During recent decades, a lot of research effort has been put into how to create tools that will simplify writing parallel programs by raising the abstraction level so that programmers can focus on implementing their algorithms and not on the details of the underlying hardware. The outcome of this has ranged from ideas on automating the parallelization of sequential programs to presenting a cluster of machines as if they were a single machine. In between are a number of tools to help programmers to handle communication, share data, run loops in parallel, and handle algorithms mining huge amounts of data, etc. Even though most of them do a good job performance-wise, almost all of them require that programmers learn a new programming language, or at least force them to learn new methods and/or ways of writing code.

For the first part, this thesis will focus on simplifying the task of writing parallel programs for programmers, especially for large groups of non-computer scientists. I will begin by presenting an extension based on Communicating Sequential Processes (CSP) for a distributed shared memory (DSM) system for the CELL-BE. This extension consists of a channel model and a thread library for the CELL's specialized computational units, enabling them to run multiple (CSP) processes. Overall, the CSP model requires the programmer to think a bit differently, but at the same time the implemented algorithms will perform very well, as shown by the initial tests presented.

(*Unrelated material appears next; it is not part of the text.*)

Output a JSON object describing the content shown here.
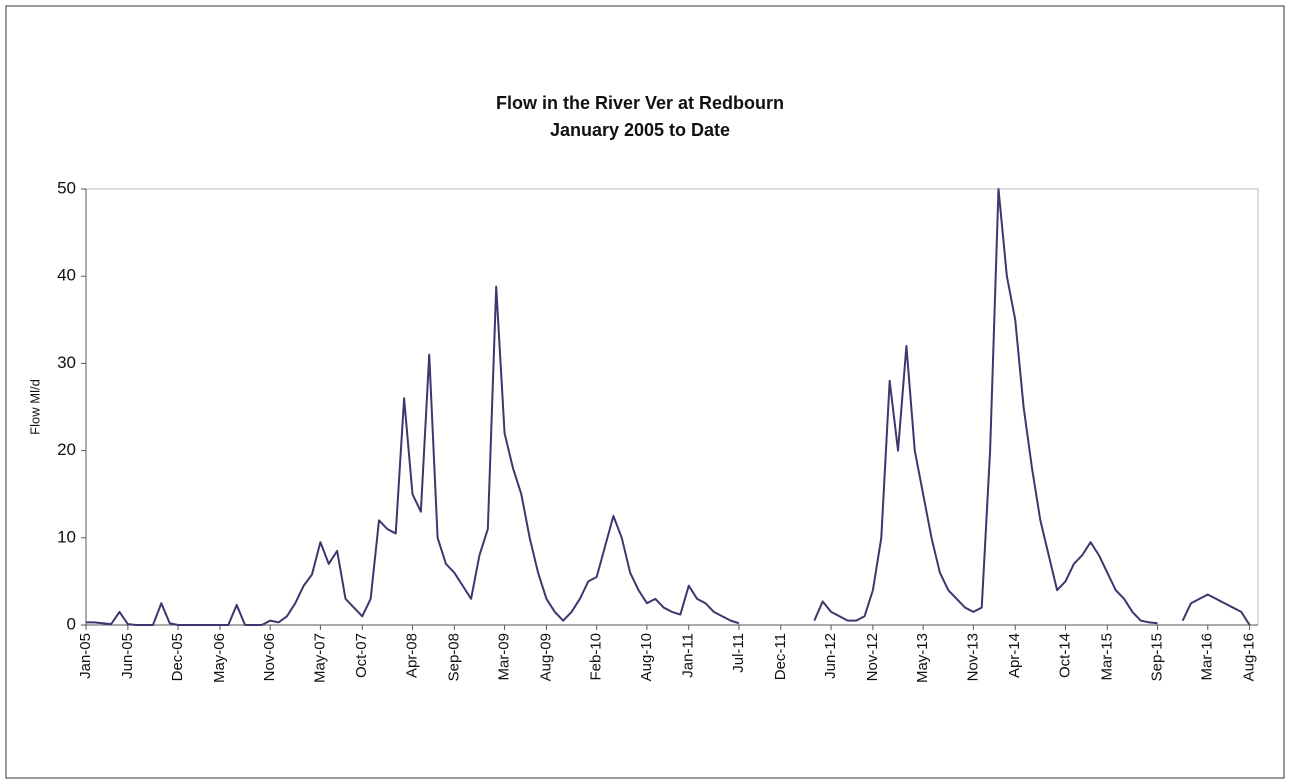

In the second part of this thesis, I will switch focus from the CELL-BE architecture to the more traditional x86 architecture and the Microsoft .NET framework. Normally, one would not directly think of the .NET framework when talking about scientific applications, but Microsoft has in the last couple of versions of .NET introduced a number of tools for writing parallel and high performance code. The first section examines how programmers can run parts of a program like a loop in parallel without directly programming the underlying hardware. The presented tool will be able to run the body of the method in parallel, including handling the consistency of any shared data which the programmer accesses within the loop body. Doing so includes implementing a DSM system along with the MESI protocol on top of the .NET framework. However, during the implementation and while testing, it became clear that the lack of information regarding what shared data a method accesses greatly limits overall performance. Moreover, the overhead of building a DSM system along with a consistency model on top of .NET became too large. Therefore, the work is repeated in another approach, which will force programmers to define what data a method will access when executed. Inspired by CSPs, I define a set of rules dictating how programmers should write a method, including input parameters, output values and accesses of shared data. These rules make it possible to get more information, which in turn allows us to build a new tool system that does not need a DSM system or a consistency model. However, programmers can still invoke methods, and the tool will transparently run the method in parallel on a platform consisting of workstations, servers and cloud instances. Overall, this increases the effort required by the programmers but greatly improves performance, as the initial tests show.